Under the previous tax code, about 75% of taxpayers were receiving a refund, but early data from the IRS shows that while returns received are down 12.4%, total refund issued has fallen by nearly twice as much (24.3%). In the view of the Treasury, the new system in which fewer people receive a refund is more balanced than the previous tax system.
Believe it or not, this is a good thing
While it is true that not all individual or married taxpayers will necessarily see a reduction in their effective tax rate, a majority of taxpayers should be thankful for this change for one very good reason: You'll be getting more of your money upfront, rather than offering the federal government an interest-free loan for possibly more than one year.
There's long been an incorrect belief among taxpayers that receiving a refund is a good thing. Unless you're living without a budget and have absolutely no self-control with discretionary income, a tax refund (i.e., over-withholding) is a bad thing. If you were receiving a larger weekly, biweekly, or monthly paycheck, you could put your money to work now, rather than waiting more than a year to do so.
For example, receiving a higher paycheck now as a result of withholding changes under the TCJA could help consumers tackle a record amount of outstanding credit card debt. Instead of waiting months or longer to collect a large refund to apply to your outstanding debts, you could use the added income in each of your paychecks now to reduce your principal before interest has an opportunity to build on what you already owe.

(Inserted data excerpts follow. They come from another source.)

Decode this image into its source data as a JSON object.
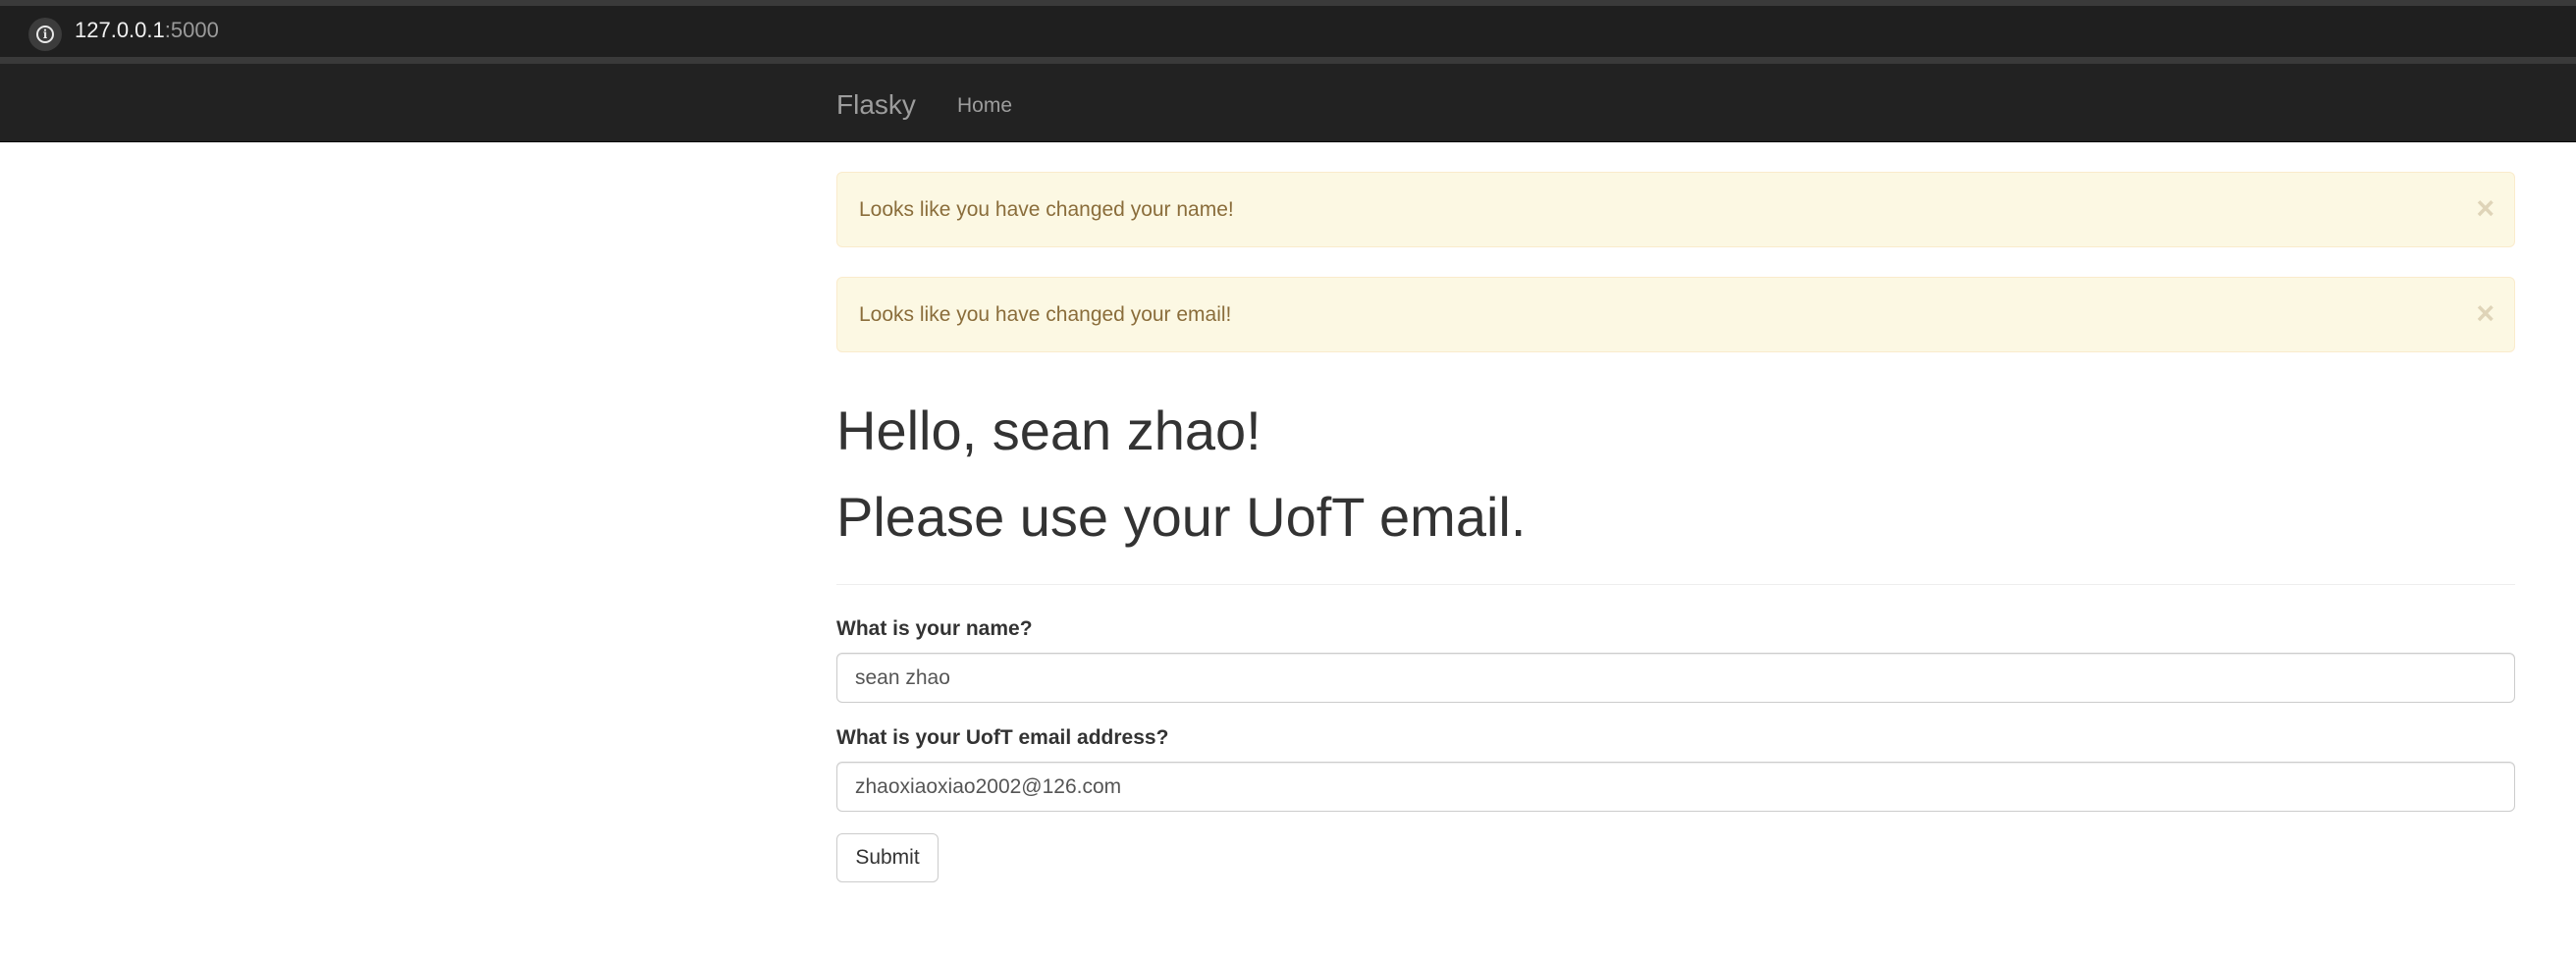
{
  "browser": {
    "url_host": "127.0.0.1",
    "url_port": ":5000",
    "info_icon": "info-icon"
  },
  "navbar": {
    "brand": "Flasky",
    "home": "Home"
  },
  "alerts": [
    {
      "message": "Looks like you have changed your name!",
      "close": "×"
    },
    {
      "message": "Looks like you have changed your email!",
      "close": "×"
    }
  ],
  "header": {
    "greeting": "Hello, sean zhao!",
    "instruction": "Please use your UofT email."
  },
  "form": {
    "name_label": "What is your name?",
    "name_value": "sean zhao",
    "email_label": "What is your UofT email address?",
    "email_value": "zhaoxiaoxiao2002@126.com",
    "submit_label": "Submit"
  },
  "colors": {
    "navbar_bg": "#222222",
    "alert_bg": "#fcf8e3",
    "alert_text": "#8a6d3b"
  }
}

Getting more of your earned income up front also means the possibility of putting this money to work in the stock market, which has returned 7% historically, inclusive of dividend reinvestment and when adjusted for inflation, or via other investment avenues.
The point being, a smaller refund isn't indicative of Trump's tax law failing America's workers. Rather, it's a sign of more efficient tax withholding, which, for a majority of Americans, is actually a good thing.